Sunday, March 11, 2012

A series inspired by lyrics from the Beatles

Trishla Jain’s works were recently on display in Mumbai after having been showcased in the capital city of India earlier this year.

Her exhibition, entitled ‘Tangerine Trees and Marmalade Skies’, underlined how she has put her creativity to optimum use. In fact, she has been painting the age of seven. In spite of no formal training in art, she has received critical applause with her whimsical, provocative and spontaneous paintings.

Her artistic style and approach is very versatile. This reflects in the fact that she can employ various bold and deft brush strokes as well as impasto techniques while working on wallpapers, and Shakespearean words in order to convey a subtle artistic message.

Her recent series of works was inspired by famous lyrics from the Beatles. even as the artist foraged through the peculiar past - as timeless as the Bhagavad Gita and as recent as Eminem - to compose curious collages of comments. It was a warm display of candy pop colors, of a flurry of words, glorious paints, curios and interesting ideas. It reflected her personality itself: a bundle of contradictions that juxtaposes sauciness and serenity, deep thought and joie de vivre.

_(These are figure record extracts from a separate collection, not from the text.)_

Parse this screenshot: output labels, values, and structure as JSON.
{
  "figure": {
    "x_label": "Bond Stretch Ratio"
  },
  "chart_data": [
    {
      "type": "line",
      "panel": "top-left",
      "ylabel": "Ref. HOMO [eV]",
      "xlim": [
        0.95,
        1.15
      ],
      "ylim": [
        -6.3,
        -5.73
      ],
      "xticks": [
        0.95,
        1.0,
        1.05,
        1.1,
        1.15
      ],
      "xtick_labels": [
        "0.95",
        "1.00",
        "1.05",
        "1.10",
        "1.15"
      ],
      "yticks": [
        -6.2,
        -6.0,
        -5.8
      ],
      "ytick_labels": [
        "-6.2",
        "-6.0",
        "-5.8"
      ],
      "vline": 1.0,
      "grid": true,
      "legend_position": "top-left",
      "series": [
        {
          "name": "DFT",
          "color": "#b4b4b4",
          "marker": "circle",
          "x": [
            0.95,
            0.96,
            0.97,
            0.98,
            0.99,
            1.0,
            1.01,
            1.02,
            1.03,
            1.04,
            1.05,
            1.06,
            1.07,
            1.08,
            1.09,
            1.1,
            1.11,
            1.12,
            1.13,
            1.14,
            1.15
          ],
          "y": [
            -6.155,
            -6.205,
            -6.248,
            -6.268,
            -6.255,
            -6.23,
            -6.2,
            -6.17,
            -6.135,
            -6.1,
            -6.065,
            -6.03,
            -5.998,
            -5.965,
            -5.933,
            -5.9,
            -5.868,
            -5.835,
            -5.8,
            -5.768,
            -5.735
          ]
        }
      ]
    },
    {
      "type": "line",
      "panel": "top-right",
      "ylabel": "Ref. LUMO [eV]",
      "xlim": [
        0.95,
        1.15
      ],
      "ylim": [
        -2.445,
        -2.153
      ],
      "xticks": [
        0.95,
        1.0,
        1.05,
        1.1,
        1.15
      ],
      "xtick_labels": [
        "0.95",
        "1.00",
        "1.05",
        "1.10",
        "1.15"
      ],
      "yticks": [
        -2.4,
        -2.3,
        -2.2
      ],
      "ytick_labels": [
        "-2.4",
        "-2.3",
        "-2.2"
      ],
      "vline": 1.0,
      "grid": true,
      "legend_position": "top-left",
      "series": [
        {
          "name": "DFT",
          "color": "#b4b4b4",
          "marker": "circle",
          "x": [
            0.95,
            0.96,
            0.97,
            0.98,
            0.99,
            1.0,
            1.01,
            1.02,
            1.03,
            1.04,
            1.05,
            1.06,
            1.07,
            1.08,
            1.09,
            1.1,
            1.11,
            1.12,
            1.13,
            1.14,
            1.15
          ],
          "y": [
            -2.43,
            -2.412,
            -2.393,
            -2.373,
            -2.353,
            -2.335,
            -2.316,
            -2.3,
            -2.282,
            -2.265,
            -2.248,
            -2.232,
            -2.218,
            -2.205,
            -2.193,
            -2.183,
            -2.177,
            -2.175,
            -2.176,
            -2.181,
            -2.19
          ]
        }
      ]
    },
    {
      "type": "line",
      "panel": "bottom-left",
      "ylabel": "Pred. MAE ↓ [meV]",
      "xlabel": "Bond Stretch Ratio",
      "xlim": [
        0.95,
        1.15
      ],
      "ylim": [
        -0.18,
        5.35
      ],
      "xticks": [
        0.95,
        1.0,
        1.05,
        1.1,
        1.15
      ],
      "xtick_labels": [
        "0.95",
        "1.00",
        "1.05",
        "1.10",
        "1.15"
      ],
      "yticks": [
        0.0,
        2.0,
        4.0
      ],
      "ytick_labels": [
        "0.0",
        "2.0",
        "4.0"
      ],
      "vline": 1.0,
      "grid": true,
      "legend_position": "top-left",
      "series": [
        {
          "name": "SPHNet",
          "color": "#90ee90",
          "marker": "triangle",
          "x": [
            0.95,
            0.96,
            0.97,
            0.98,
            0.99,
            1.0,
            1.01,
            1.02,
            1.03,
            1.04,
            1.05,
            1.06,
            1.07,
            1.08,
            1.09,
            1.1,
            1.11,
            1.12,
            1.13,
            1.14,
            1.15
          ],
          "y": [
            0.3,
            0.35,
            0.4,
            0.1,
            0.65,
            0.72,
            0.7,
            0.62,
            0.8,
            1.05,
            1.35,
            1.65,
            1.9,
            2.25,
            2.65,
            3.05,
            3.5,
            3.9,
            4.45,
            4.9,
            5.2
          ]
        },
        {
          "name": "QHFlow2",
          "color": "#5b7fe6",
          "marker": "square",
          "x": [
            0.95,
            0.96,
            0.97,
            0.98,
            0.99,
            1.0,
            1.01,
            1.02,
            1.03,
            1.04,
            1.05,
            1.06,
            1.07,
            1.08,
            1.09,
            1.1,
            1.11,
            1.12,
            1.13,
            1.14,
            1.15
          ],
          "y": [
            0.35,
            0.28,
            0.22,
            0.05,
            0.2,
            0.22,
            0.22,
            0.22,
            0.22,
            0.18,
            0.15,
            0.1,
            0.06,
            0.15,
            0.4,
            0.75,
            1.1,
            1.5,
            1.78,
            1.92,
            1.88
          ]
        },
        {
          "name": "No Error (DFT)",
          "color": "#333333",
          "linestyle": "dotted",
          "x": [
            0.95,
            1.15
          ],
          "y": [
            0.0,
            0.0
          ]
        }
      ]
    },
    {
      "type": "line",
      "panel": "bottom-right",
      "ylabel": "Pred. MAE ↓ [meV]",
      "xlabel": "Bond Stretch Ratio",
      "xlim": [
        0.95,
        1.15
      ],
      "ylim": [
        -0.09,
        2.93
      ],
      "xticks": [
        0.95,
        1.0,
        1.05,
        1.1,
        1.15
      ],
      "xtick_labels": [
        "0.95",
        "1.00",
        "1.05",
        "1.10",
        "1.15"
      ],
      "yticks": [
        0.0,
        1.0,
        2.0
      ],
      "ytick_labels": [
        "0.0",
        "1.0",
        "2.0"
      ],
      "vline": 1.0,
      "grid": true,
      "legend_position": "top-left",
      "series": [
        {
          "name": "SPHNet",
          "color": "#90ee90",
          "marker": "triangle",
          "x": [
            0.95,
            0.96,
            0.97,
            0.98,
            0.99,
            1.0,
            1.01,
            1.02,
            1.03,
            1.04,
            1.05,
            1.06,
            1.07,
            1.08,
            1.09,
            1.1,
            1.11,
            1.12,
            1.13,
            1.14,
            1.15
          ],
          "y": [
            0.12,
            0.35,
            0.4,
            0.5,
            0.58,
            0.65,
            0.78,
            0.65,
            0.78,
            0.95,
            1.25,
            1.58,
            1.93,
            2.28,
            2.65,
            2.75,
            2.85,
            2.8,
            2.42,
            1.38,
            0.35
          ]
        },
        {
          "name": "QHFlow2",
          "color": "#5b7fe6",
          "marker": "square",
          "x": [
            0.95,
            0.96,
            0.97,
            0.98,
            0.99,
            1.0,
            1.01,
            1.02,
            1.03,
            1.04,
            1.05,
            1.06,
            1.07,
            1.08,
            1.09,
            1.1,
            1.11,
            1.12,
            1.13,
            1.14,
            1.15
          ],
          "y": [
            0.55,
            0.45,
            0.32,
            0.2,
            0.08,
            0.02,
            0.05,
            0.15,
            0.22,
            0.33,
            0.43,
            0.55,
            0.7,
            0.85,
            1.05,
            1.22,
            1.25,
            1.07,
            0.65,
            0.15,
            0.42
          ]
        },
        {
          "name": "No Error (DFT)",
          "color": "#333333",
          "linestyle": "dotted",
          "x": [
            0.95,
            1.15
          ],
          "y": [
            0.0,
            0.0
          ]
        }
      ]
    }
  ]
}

Trishla Jain likes to label her paintings and installations as 'found art', but what dominates it is the jovial juxtaposition of the unusual. Cut-out frames actually framed nothing specific, and lime green furniture bore serene sepia-tinted imagery.

Artimus Tiger pondered even as a hobby horse rocked, a jewelry cutouts’ collage spilled across a table, cutting down conspicuous consumption to 2D - the timeless remark ‘I’m the highest truth; I’m the greatest peace; I’m the grandest love’ drifted round inside a triptych, and ended with the ultimate realization, ‘I am’. Were they simple comments? Pointed critiques?

What marks ‘Tangerine Trees and Marmalade Skies’ is her more assured strokes, and more confident motifs.